Rannap's Master's research concerned the Natterjack Toad (Bufo calamita), an amphibian native to the sandy areas of Estonia and Europe, distinguished by a yellow line down its back, as well as a loud mating call. Her doctoral dissertation was titled: Impacts of habitat loss and restoration on amphibian populations.

Her research has shown that in Estonia during the Soviet era, land use changed with increased forest plantings, more pollution from field runoff from agriculture and unfiltered waste from urban areas spilling into waterways. The result was habitat loss, not only for the Natterjack Toad but also for meadow birds, because they lay their eggs in those areas. These animals are afraid of forests, and they need vast open wetlands; they search for food in pools and wet areas. She concluded that "by the end of the 1990s, we had just 20 populations left of the Natterjack Toad in Estonia, a species that once thrived in the coastal areas of Estonia."

At the University of Tartu, Rannap is chair of Natural Resources and Associate Professor of Wetland Ecology.

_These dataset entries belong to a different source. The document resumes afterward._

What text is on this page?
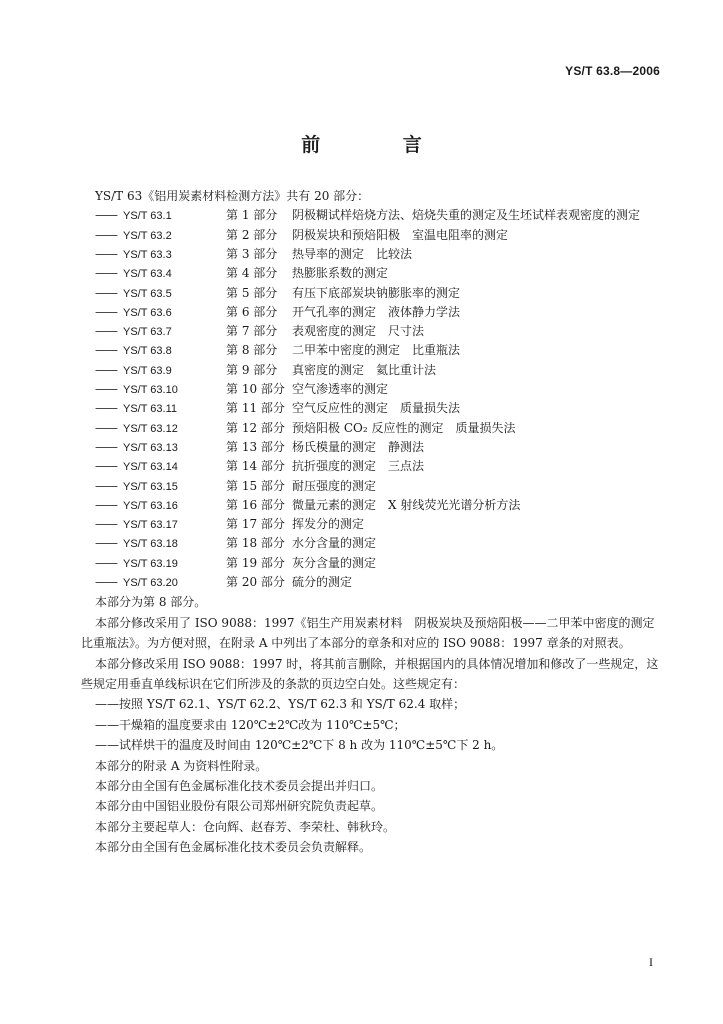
YS/T 63.8—2006
前 言

YS/T 63《铝用炭素材料检测方法》共有 20 部分：

—— YS/T 63.1	第 1 部分 阴极糊试样焙烧方法、焙烧失重的测定及生坯试样表观密度的测定
—— YS/T 63.2	第 2 部分 阴极炭块和预焙阳极　室温电阻率的测定
—— YS/T 63.3	第 3 部分 热导率的测定　比较法
—— YS/T 63.4	第 4 部分 热膨胀系数的测定
—— YS/T 63.5	第 5 部分 有压下底部炭块钠膨胀率的测定
—— YS/T 63.6	第 6 部分 开气孔率的测定　液体静力学法
—— YS/T 63.7	第 7 部分 表观密度的测定　尺寸法
—— YS/T 63.8	第 8 部分 二甲苯中密度的测定　比重瓶法
—— YS/T 63.9	第 9 部分 真密度的测定　氦比重计法
—— YS/T 63.10	第 10 部分 空气渗透率的测定
—— YS/T 63.11	第 11 部分 空气反应性的测定　质量损失法
—— YS/T 63.12	第 12 部分 预焙阳极 CO₂ 反应性的测定　质量损失法
—— YS/T 63.13	第 13 部分 杨氏模量的测定　静测法
—— YS/T 63.14	第 14 部分 抗折强度的测定　三点法
—— YS/T 63.15	第 15 部分 耐压强度的测定
—— YS/T 63.16	第 16 部分 微量元素的测定　X 射线荧光光谱分析方法
—— YS/T 63.17	第 17 部分 挥发分的测定
—— YS/T 63.18	第 18 部分 水分含量的测定
—— YS/T 63.19	第 19 部分 灰分含量的测定
—— YS/T 63.20	第 20 部分 硫分的测定

本部分为第 8 部分。

本部分修改采用了 ISO 9088：1997《铝生产用炭素材料　阴极炭块及预焙阳极——二甲苯中密度的测定　比重瓶法》。为方便对照，在附录 A 中列出了本部分的章条和对应的 ISO 9088：1997 章条的对照表。

本部分修改采用 ISO 9088：1997 时，将其前言删除，并根据国内的具体情况增加和修改了一些规定，这些规定用垂直单线标识在它们所涉及的条款的页边空白处。这些规定有：

——按照 YS/T 62.1、YS/T 62.2、YS/T 62.3 和 YS/T 62.4 取样；

——干燥箱的温度要求由 120℃±2℃改为 110℃±5℃；

——试样烘干的温度及时间由 120℃±2℃下 8 h 改为 110℃±5℃下 2 h。

本部分的附录 A 为资料性附录。

本部分由全国有色金属标准化技术委员会提出并归口。

本部分由中国铝业股份有限公司郑州研究院负责起草。

本部分主要起草人：仓向辉、赵春芳、李荣杜、韩秋玲。

本部分由全国有色金属标准化技术委员会负责解释。

I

She focuses her primary research on organisms associated with small water bodies – amphibians and aquatic macroinvertebrates, their habitat, their geographical variability, colonization of novel ecosystems and opportunities for habitat restoration.

== Selected honors ==
- 2017 Estonian Nature Conservation Label
- 2019 Ministry of Defense Silver Badge
- 2024 University of Tartu Medal of Honor

== Selected publications ==
- Rannap, Riinu, Asko Lõhmus, and Kaidi Jakobson. "Consequences of coastal meadow degradation: the case of the natterjack toad (Bufo calamita) in Estonia." Wetlands 27, no. 2 (2007): 390-398.
- Rannap, Riinu, Asko Lõhmus, and Lars Briggs. "Niche position, but not niche breadth, differs in two coexisting amphibians having contrasting trends in Europe." Diversity and Distributions 15, no. 4 (2009): 692-700.
- Rannap, Riinu, Tanel Kaart, Hannes Pehlak, Silja Kana, Elin Soomets, and Kaire Lanno. "Coastal meadow management for threatened waders has a strong supporting impact on meadow plants and amphibians." Journal for Nature Conservation 35 (2017): 77-91.
- Rannap, Riinu, Marta M. Kaart, Tanel Kaart, Keit Kill, Evelyn Uuemaa, Ülo Mander, and Kuno Kasak. "Constructed wetlands as potential breeding sites for amphibians in agricultural landscapes: A case study." Ecological Engineering 158 (2020): 106077.